Inference stuck at 50% (Phase 2) | RTX 5060 Ti 16GB
During a long-duration generation (235 seconds) with a Batch Size of 2, the process hangs indefinitely at 50.0% (Phase 2: Generating audio codes). The terminal shows a successful prefill but the decoding stage never progresses beyond 0/2.
System Specs:
GPU: NVIDIA GeForce RTX 5060 Ti (16GB VRAM)
Environment: Windows 10 Portable Package (python_embeded)
Models used: DiT acestep-v15-turbo + LM acestep-5Hz-lm-1.7B
Steps to Reproduce:
Set Audio Duration to 235s.
Set Batch Size to 2.
Click Generate Music.
Observe the UI hang at 50% and terminal showing Decode=83tok/s with no progress.
Missing Feature: There is currently no Stop/Cancel button in the Gradio UI. The only way to interrupt a hung process is to force-close the terminal, which can lead to corrupted checkpoints or temporary files.
Requested Improvements:
Implementation of an Interrupt/Stop button for inference.
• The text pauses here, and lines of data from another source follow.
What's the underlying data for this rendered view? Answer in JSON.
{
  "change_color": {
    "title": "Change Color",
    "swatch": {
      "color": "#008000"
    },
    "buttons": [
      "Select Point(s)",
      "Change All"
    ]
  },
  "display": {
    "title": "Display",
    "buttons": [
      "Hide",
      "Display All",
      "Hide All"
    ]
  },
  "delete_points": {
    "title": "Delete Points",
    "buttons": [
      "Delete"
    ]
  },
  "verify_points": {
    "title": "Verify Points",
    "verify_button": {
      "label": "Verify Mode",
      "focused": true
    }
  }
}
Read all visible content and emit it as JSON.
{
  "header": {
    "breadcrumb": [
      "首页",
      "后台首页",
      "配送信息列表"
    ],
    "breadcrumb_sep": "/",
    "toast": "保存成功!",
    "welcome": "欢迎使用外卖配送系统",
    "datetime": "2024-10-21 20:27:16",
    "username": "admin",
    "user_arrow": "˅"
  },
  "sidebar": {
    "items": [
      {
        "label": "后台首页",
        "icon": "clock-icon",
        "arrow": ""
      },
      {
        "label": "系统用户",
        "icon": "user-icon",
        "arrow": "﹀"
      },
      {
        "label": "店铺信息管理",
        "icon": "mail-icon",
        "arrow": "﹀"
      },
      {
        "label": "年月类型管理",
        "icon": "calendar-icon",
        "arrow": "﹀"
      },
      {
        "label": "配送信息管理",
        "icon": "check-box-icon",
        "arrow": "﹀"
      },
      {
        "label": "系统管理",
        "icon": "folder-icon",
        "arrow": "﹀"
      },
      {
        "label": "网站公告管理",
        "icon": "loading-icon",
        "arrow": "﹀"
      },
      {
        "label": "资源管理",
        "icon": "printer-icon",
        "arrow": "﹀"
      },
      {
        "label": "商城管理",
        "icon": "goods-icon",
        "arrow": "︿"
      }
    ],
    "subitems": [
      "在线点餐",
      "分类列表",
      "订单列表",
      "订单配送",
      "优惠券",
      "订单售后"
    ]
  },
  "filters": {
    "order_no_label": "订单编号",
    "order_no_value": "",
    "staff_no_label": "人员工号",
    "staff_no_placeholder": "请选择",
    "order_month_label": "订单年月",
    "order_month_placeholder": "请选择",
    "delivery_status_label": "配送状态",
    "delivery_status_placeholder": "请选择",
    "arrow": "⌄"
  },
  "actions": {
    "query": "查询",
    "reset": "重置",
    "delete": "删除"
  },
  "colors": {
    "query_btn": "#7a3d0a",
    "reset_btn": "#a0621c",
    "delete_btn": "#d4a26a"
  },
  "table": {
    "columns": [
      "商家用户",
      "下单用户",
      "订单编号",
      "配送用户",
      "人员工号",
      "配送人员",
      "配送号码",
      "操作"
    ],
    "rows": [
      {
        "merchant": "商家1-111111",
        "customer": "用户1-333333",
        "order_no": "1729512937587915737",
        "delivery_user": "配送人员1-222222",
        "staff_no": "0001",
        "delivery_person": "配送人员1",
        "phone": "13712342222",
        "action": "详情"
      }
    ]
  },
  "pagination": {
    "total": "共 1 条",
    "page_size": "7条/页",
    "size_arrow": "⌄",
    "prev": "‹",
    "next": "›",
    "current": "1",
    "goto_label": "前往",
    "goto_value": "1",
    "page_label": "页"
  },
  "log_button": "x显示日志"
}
Investigation into why long-duration batches (Batch Size > 1) cause decoding to hang on 16GB VRAM cards despite being within the "Tier 5" recommendation.
Hardware inactivity: Task Manager shows the GPU (RTX 5060 Ti) idling at 19% usage and VRAM fully available, yet the process is stuck at 50% for 2400+ seconds.
No resource bottleneck: System RAM is only at 38% utilization.
Conclusion: This is a logical hang in the decoding phase, not an Out-of-Memory (OOM) or hardware limitation.
just use comfy ui
just use comfy ui
but comfy does not has audio input for COVER and does not has IN-PAINTING for audio :(